Nationalflagge: Griechenland
Die rund 3,5 km² große Kykladeninsel Delos liegt im Ägäischen Meer zwischen Mykonos und Rinia. Sie ist ein einzigartiges Beispiel für die ägäischen Kulturen aus der Zeit des 3. Jahrhunderts vor Christus bis hin zu den ersten Christen und gehört seit 1990 zum Weltkulturerbe der UNESCO. Nach der griechischen Mythologie wurde Apollo auf dieser winzigen Insel geboren.
Delos war deshalb in der Antike ein Heiliger Ort und zog Pilger aus ganz Griechenland an. Seit 1872 werden die Ruinen, welche auf der ganzen Insel verteilt zu finden sind, systematisch ausgegraben. Die wichtigsten Standorte sind die Küstenebene im Nordosten, die Region des Heiligen Sees und die Region des Kynthos-Berges. Auf diesen Teilen der Insel befinden sich unter anderem das Apollon-Heiligtum, die Agora der Compitalien, die Agora der Delier, die erneuerte Löwenterrasse, die Terrasse der Heiligtümer der fremden Götter und das Theater, dessen Ruine im Laufe der Zeit beinahe völlig von der Vegetation überwuchert wurde. Der Apollontempel dominierte das Zentrum des Tempelbezirks, in dem sich noch drei weitere Tempel befanden. Der nördlich Gelegene wurde im 6. Jahrhundert von den Athenern errichtet und war von sechs ionischen Säulen geschmückt. Direkt daneben befand sich ein weiterer Tempel der Athener, welcher aus dem Jahr 417 v. Chr. stammt und aus Pentelischem Marmor gebaut wurde. Der Tempel der Delier war der größte und wurde, wie alle anderen auch, in dorischer Ordnung (6 × 13 Säulen) errichtet.

Ruinen auf Delos
Delos
Ruinen auf Delos, Insel der Kykladen in Griechenland

Der prachtvolle Apollontempel mit der Kolossalstatue des Gottes galt als größtes Heiligtum. Dieser dorische Bau aus dem 4. Jahrhundert v. Chr. besaß eine Länge von etwa 29 Meter und eine Breite von ca.14 Meter. Nördlich von ihm stand ein Altar, der ganz aus Stierhörnern, den Symbolen des Lichts, zusammengesetzt war. Der Haupteingang zum Tempelbezirk wurde seit dem 2. Jahrhundert vor Christus von einem Marmor-Propylon geschmückt. Auch gab es in Delos ein Orakel, welches zur Blütezeit als eines der zuverlässigsten galt. Auf Delos wurde zudem alle fünf Jahre das berühmte Delische Fest mit Wettgesängen, Wettkämpfen und anderen Spielen gefeiert, woran sich alle Stämme Griechenlands beteiligten.
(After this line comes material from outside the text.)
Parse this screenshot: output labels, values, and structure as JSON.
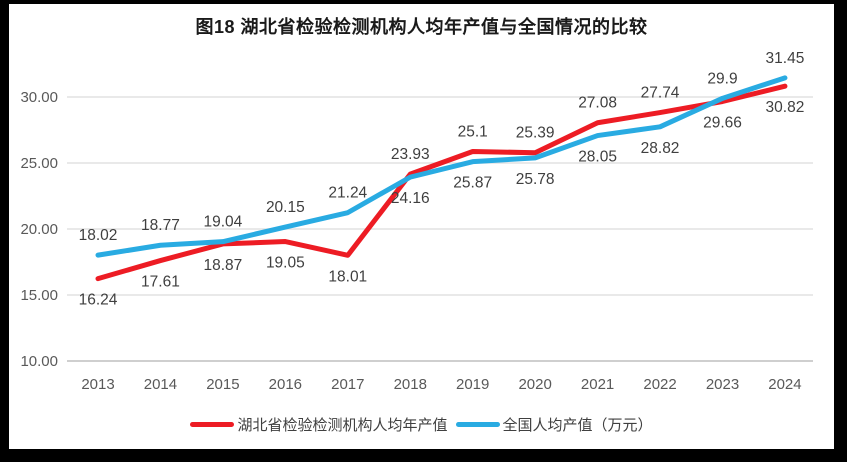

Die Insel Rinia, welche sich neben Delos befindet, wurde als Begräbnisstätte ausgewählt, da auf der heiligen Insel Delos niemand begraben werden durfte. Hierher wurden auch die Gesandtschaften mit reichen Opfergaben geschickt und unermessliche Schätze häuften sich in den Tempeln der Insel an. Die Ära von Delos endete 69 v. Chr., als die Insel von Athenodoros geplündert wurde. Im 6. Jahrhundert wurde sie verlassen und diente leider nur noch als Steinbruch. Die Säulen der Tempel wurden in Kalkmühlen zermahlen und die Wände der Häuser blieben als Ruinen stehen.